Неожиданный жар обдал лицо девушки, словно на неё пахнуло из раскалённой духовки! Анджелика почувствовала, что падает и это показалось ей странным. Боли от жёсткого приземления на твёрдый пол она не почувствовала, но это её и не удивило. Орган, лишённый кровообращения ничего не чувствует. Об этом знает любой, кому доводилось отсидеть себе ногу. У неё кровообращение остановилось во всём теле, вот она ничего и не чувствовала…
Воздух ворвался в лёгкие миллионом маленьких раскалённых кинжалов! Анджелике вдруг вспомнилось, что нечто подобное она уже испытывала, когда хозяин Колдовского замка вытряхнул из неё воду. Только тогда кинжалы были ледяными… Теперь нужно было выдохнуть, но внутри что-то заклинило, и девушка почувствовала себя воздушным шариком, который надули до отказа.
Но тут две ладони упёрлись ей в грудь и надавили раз, другой, третий. Анджелика сдулась. Тут же к её губам прильнули губы подруги и в лёгкие снова насильно вдули воздух.
Теперь выдохнуть и снова вдохнуть ей удалось уже самостоятельно. Анджелика закашлялась, захлебнулась, но в следующий момент задышала уже свободно. Если бы не противный вкус крови, застрявший где-то в горле, то было бы совсем хорошо.
Возможно, она ошибалась, но кажется, кости были целы, а вот сама себя она ощущала помятой куклой, что было недалеко от действительности.
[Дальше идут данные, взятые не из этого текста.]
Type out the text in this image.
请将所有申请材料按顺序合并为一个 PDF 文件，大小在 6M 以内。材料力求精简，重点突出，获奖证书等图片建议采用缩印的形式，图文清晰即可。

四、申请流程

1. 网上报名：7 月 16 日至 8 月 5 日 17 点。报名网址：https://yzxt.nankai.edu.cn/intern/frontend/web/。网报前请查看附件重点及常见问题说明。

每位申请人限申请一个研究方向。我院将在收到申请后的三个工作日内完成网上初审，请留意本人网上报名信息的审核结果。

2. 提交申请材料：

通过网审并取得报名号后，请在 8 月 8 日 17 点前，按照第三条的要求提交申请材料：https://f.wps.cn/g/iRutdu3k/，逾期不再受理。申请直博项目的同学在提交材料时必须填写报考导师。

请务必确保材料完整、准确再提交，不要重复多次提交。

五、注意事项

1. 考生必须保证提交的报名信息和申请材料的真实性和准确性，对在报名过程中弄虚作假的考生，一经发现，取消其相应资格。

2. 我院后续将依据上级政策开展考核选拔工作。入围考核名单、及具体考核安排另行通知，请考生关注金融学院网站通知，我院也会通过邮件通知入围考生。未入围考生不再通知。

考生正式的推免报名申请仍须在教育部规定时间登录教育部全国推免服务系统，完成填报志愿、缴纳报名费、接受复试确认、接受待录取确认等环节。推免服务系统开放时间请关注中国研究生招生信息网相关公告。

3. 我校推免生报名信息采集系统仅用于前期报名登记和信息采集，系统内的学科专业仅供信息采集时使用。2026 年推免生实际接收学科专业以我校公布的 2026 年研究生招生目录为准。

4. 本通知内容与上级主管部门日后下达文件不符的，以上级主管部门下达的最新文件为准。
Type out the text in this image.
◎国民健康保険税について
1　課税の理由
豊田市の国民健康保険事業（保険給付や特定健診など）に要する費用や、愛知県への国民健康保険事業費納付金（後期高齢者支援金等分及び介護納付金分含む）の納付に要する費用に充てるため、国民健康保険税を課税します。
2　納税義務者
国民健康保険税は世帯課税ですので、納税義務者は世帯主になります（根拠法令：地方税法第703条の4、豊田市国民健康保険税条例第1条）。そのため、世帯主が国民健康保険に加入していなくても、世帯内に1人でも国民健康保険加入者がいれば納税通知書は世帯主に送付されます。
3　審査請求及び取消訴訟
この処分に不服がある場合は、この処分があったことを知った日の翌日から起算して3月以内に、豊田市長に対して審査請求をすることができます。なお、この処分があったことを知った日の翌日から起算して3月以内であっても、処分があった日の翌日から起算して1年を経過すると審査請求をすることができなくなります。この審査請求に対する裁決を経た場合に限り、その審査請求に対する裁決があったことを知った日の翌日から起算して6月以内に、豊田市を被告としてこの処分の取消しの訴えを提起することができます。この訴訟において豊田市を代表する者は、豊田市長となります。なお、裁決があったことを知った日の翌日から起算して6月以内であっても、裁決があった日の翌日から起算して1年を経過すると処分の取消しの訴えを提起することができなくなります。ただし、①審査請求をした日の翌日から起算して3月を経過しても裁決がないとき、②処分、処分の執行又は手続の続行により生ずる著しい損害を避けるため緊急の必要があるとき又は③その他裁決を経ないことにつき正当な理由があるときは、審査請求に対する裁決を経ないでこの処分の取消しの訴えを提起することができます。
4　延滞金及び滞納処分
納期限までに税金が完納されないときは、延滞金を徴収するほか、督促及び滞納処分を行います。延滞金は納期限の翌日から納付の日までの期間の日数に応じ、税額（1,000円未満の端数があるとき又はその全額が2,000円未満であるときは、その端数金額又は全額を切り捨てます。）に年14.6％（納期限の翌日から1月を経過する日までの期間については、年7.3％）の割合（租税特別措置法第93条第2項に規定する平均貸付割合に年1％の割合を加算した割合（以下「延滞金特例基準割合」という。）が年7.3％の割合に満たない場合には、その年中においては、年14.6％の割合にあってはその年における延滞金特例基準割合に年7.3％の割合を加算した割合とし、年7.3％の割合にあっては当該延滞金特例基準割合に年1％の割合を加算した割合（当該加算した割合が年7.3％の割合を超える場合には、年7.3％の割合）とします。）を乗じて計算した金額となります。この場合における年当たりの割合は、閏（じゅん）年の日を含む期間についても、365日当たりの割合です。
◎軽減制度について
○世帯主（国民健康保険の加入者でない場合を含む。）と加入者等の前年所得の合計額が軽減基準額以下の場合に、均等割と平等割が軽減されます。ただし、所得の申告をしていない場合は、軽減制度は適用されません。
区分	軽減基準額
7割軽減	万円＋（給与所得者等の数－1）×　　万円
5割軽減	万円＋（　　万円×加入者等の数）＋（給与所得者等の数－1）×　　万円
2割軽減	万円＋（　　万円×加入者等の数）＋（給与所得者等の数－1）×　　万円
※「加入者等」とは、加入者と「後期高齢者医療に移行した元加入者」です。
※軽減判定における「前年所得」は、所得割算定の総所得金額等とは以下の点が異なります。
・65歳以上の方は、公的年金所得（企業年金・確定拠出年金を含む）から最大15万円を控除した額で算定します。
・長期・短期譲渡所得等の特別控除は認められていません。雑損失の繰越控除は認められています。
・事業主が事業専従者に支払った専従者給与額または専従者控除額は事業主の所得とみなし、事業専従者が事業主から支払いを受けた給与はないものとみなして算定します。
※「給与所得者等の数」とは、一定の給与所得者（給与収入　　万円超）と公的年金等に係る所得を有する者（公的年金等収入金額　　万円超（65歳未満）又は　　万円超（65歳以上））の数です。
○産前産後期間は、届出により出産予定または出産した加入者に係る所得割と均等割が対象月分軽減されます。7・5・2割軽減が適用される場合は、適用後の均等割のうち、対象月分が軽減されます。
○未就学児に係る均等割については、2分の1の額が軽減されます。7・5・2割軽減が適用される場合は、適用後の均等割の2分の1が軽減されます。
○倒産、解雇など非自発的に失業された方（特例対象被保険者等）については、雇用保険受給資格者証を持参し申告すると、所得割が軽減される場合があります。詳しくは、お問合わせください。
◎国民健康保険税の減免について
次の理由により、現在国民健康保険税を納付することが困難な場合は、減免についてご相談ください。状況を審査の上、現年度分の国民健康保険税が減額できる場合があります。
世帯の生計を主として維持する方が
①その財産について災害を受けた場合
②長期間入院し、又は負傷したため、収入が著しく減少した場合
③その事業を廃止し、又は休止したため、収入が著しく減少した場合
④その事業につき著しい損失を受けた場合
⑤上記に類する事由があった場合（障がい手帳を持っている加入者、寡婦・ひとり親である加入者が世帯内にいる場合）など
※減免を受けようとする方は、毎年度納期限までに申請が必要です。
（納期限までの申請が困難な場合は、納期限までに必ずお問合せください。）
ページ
Вставать не хотелось, но не лежать же теперь вот так на полу всю ночь?
Девушка попыталась подняться и Мегги тут же пришла ей на помощь, помогла сесть. Первое, что бросилось в глаза, это был стоящий в двух шагах на коленях Огнеплюй. Из его ушей, ноздрей и приоткрытого рта шёл дым, глаза помещались на лбу, лицо было ошалелым, а руки он держал перед собой, словно правоверный во время молитвы.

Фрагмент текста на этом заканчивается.